Johnson’s adviser and professors encouraged her to apply for the program. Days before, while waiting for news on if she had been accepted, Johnson said she had told a room mate how she needed to buckle down this year, in terms of study habits and course work.

“To get this just helped me realize I am on the right track,” she said, adding that she plans to work even harder.

As much as she loves science, Johnson actually intended to pursue a dance degree at Winthrop. However, after talking to professors during Orientation, she switched to science.

“I took general chemistry [with Dr. Nick Grossoehme], and I loved the class,” she said. “He encouraged me to look at chemistry.
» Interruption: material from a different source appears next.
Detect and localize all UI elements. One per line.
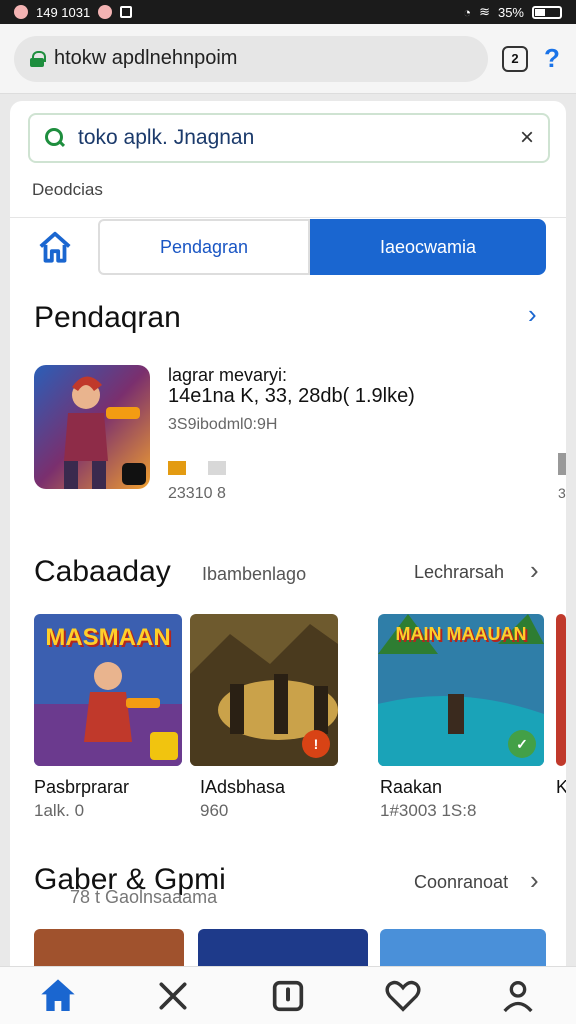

It was a good fit and it all worked out.”

In the summer of 2013, Johnson was doing double-duty: studying abroad in Italy for an international teaching experience and then participating in undergraduate research in chemical education at Miami University in Ohio. She will blog about both experiences.

Johnson knows she will eventually pursue a doctorate degree and plans to apply after graduation, but is also open to the many paths in which science can take her. She is considering teaching, researching or becoming an patent lawyer, although it seems as if teaching will win out. 

“There’s so much you can do in this field,” she said. “I’ve always had a passion for research. I’ve always had a passion for teaching. I tutor on campus. …That way, I can combine both my passions.”